People may not sue generic drug makers under state laws if they believe a generic drug label failed to adequately warn of side effects, the US Supreme Court narrowly ruled on Thursday.
The 5-4 ruling handed a victory to drug makers Teva Pharmaceutical Industries Ltd of Israel, the US company Mylan Inc and Actavis Inc of Iceland by blocking three consolidated lawsuits against them.
Plaintiffs had argued that they suffered a neurological disorder called tardive dyskinesia after taking the generic anti-heartburn drug metoclopramide (Reglan, Metozolv) that was not adequately labeled to warn of it.
They sued the generic manufacturers under state tort laws that said the companies should have taken steps to protect consumers.

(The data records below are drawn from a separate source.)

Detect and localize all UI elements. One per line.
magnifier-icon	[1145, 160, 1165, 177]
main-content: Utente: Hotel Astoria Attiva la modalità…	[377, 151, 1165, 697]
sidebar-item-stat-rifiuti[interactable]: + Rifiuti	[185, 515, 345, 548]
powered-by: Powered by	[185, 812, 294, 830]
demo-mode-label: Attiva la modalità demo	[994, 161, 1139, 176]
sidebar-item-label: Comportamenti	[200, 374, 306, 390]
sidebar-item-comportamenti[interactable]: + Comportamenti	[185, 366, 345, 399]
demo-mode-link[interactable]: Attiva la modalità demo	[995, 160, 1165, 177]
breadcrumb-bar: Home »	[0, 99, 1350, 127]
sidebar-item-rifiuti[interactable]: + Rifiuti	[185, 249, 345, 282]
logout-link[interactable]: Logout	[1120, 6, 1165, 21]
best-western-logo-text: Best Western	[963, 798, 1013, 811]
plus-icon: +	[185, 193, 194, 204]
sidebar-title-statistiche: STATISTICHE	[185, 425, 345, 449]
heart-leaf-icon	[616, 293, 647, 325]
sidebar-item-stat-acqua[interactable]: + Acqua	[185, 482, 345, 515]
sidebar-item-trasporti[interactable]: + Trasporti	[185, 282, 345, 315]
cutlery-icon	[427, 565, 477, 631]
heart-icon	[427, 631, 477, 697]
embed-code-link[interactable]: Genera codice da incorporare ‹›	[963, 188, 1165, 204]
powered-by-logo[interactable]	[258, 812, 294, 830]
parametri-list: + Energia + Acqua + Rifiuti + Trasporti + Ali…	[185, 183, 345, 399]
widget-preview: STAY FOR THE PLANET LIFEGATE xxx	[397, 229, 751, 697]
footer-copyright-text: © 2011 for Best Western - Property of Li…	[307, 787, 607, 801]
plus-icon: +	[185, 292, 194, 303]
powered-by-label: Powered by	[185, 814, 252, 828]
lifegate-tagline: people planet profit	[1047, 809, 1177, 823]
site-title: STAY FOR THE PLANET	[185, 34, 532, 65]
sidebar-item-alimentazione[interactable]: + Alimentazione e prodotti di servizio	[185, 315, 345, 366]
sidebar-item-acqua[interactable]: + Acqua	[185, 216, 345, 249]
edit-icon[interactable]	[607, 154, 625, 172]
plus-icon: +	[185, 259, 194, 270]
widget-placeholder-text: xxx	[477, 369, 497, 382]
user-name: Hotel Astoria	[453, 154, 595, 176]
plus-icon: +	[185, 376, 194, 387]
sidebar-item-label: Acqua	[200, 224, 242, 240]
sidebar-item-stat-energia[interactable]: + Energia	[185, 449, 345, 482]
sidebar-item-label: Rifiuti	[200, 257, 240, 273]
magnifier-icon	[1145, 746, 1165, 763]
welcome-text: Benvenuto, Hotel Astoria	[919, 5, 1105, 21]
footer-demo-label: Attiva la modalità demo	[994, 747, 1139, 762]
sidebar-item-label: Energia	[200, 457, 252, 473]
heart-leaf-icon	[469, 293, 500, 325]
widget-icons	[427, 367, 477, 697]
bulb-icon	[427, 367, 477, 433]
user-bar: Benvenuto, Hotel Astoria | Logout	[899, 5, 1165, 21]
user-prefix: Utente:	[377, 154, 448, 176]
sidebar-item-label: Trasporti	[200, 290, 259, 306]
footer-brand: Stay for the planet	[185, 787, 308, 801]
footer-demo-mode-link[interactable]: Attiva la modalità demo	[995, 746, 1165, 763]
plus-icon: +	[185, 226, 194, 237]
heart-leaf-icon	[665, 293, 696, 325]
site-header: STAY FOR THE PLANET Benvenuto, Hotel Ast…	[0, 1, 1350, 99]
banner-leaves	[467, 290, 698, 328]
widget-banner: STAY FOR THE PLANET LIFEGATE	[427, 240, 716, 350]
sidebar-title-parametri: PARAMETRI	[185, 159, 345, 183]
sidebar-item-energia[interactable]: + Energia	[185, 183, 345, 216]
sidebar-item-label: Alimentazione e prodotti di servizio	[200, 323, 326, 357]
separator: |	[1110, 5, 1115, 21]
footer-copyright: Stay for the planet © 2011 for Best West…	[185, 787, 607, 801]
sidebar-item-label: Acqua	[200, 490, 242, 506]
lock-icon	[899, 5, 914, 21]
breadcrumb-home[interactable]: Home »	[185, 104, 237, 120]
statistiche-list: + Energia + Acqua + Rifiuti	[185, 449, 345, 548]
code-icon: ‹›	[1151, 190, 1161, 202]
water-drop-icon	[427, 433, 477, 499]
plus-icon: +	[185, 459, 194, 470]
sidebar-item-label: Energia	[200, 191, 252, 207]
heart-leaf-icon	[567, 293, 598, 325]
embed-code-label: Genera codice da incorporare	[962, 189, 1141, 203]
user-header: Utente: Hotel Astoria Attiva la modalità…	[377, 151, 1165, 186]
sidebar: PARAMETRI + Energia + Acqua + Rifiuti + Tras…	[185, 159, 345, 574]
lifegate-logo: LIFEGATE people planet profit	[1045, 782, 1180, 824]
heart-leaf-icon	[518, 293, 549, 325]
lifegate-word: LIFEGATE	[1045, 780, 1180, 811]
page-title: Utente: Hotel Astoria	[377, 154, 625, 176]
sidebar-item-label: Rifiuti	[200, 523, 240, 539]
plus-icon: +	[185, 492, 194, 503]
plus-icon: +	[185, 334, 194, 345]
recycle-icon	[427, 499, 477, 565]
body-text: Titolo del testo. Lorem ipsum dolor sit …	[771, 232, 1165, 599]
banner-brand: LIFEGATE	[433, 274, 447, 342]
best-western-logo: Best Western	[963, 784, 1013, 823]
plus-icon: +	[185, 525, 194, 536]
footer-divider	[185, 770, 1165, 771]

However the US high court said that federal laws require generic drugs to have the same labels as the brand names they copy, so courts could not demand they meet a different state standard at the same time.
As studies began to show that people who took the drugs for long periods were more likely to develop the serious and irreversible muscle disorder which makes movement difficult and painful, federal regulators oversaw a series of stronger warning labels, implemented in 2004 and 2009.
The plaintiffs were prescribed the generic drug for Reglan in 2001 and 2002, before the brand name labels were changed.
In 2009, the Food and Drug Adminstration ordered a black box warning on labels that "metoclopramide can cause tardive dyskinesia, a serious movement disorder that is often irreversible... treatment with metoclopramide for longer than 12 weeks should be avoided in all but rare cases."
But the court ruled that since federal and state regulations were in conflict, the federal laws must hold.
"State tort law places a duty directly on all drug manufacturers to adequately and safely label their products," said the decision read by Justice Clarence Thomas.
"If the manufacturers had independently changed their labels to satisfy their state-law duty, they would have violated federal law.
"Thus, it was impossible for the manufacturers to comply with both their state-law duty to change the label and their federal law duty to keep the label the same."
The four liberal justices -- Sonia Sotomayor, Ruth Bader Ginsburg, Elena Kagan and Stephen Breyer -- dissented.
"As a result of today's decision, whether a consumer harmed by inadequate warnings can obtain relief turns solely on the happenstance of whether her pharmacist filled her prescription with a brand-name or generic drug," said Sotomayor.